It's the same business model as the Better Business Bureau and Yelp. It's a manufactured perspective.

As a devil's advocate, how can a company expect to be viewed impartially if the only folks who review them have tempers raged enough to motivate them to leave a poor review in the first place? How can I, a potential employee, trust said-reviewer wasn't let go due to Silo'd mismanagement, personal issues or a company pivoting?

I'd rather a platform that lays out exactly what the working conditions would be for most folks. Time in/out of office, salary merit increases or profit-sharing, draconian work-attire policy, etc.


You need to leave a review if you want to access the data in the site. This motivates people to leave a (neutral) review.

So it is not all ranting, and I'd say most companies have good (realistic) scores and reviews


They don't check if you actually worked for the place reviewed. You can leave a review for any company to gain access. Sorry GameStop, for my neutral review even though I never worked there.


Remember: Reviews are written by the kind of people who write reviews


Or reviews are written mostly by people who had a bad experience yelp or glassdoor - same thing. Look at a few profiles. They have nothing but negative reviews.


Their policy on negative reviews seems pretty decent.

https://help.glassdoor.com/article/I-m-an-employer-What-can-...


Their Legal Action section sounds vaguely threatening.

> Also, if we feel strongly that your lawsuit is primarily intended to chill free speech, we may take extra steps to let the world know what you are up to.


"may" is such a weasel word.

If you're a cellular company, "may" means "will". "If you are in the higher tiers of data use, we may throttle your bandwidth".

If you're Glassdoor who sells reputation management and HR services to the very employers being reviewed, "may" means "we're paying lip service to our critics".


May throttle doesn't necessarily mean "will throttle." The company is giving itself the latitude not to throttle, or to not throttle exactly at the data cap.

In other words, you can't rely on that throttling if you're, say, connecting to some cloud service that's charging you by the gigabyte to transfer data.

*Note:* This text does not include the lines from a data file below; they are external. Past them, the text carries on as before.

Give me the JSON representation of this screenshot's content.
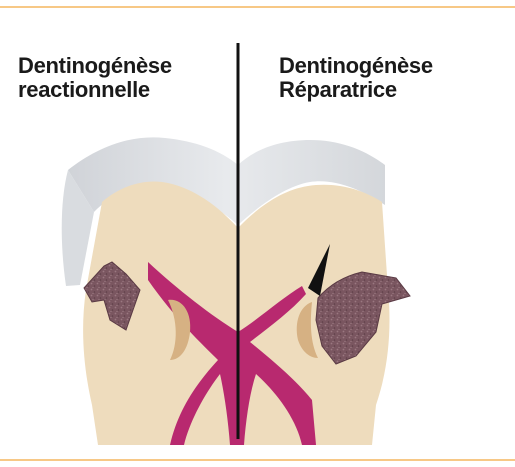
{
  "labels": {
    "left": {
      "line1": "Dentinogénèse",
      "line2": "reactionnelle"
    },
    "right": {
      "line1": "Dentinogénèse",
      "line2": "Réparatrice"
    }
  },
  "colors": {
    "frame": "#f7c886",
    "enamel": "#dfe2e6",
    "dentin": "#eedcbd",
    "pulp": "#b8296f",
    "reactional_dentin": "#d6b183",
    "caries": "#7a5660",
    "divider": "#111111"
  }
}
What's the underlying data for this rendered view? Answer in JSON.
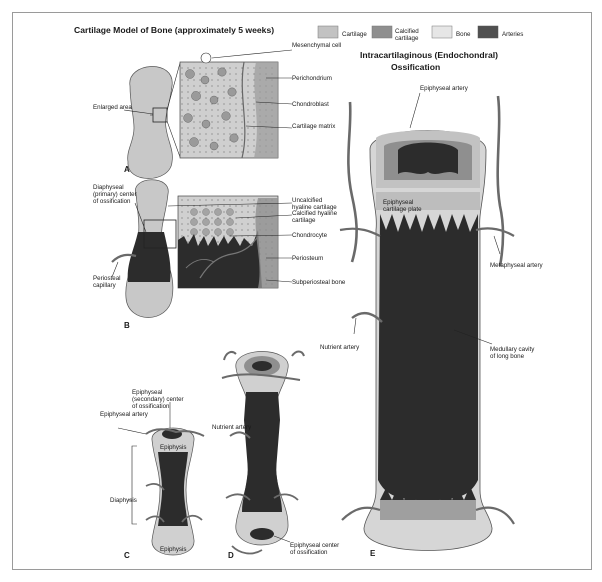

No, it doesn't, canonically. But it equally can. Witness Verizon, throttling first responders in California wildfires. At 3.45am. Despite their verbiage about usage limits, above which "may be throttled depending on network capacity", it was obvious that after limit+1 bit, regardless of network capacity, you would be throttled, no ifs, buts or may(be)s.


I thought that too, except for this:

> Ask Your Employees to Leave More of Them. We encourage you to ask your employees to leave honest reviews on Glassdoor.

I personally see this as manipulating and watering down. It's not an ethical problem IMHO, but I'd rather hear from the people that were motivated enough by their love or hate to go out and leave a review. Also as an employee, I've had an employer ask me to leave an honest review, and there is no question in my mind what they really meant :-)


Previous employer (a large division of a very large software company) had signs up in our offices that actively encouraged reviews.

The selling point was that it would help make it easier to get quality coworkers. Kind of made sense, but it was still shady.


I wonder how it would change things if there was a question on the review, "were you asked by your employer to leave a review?"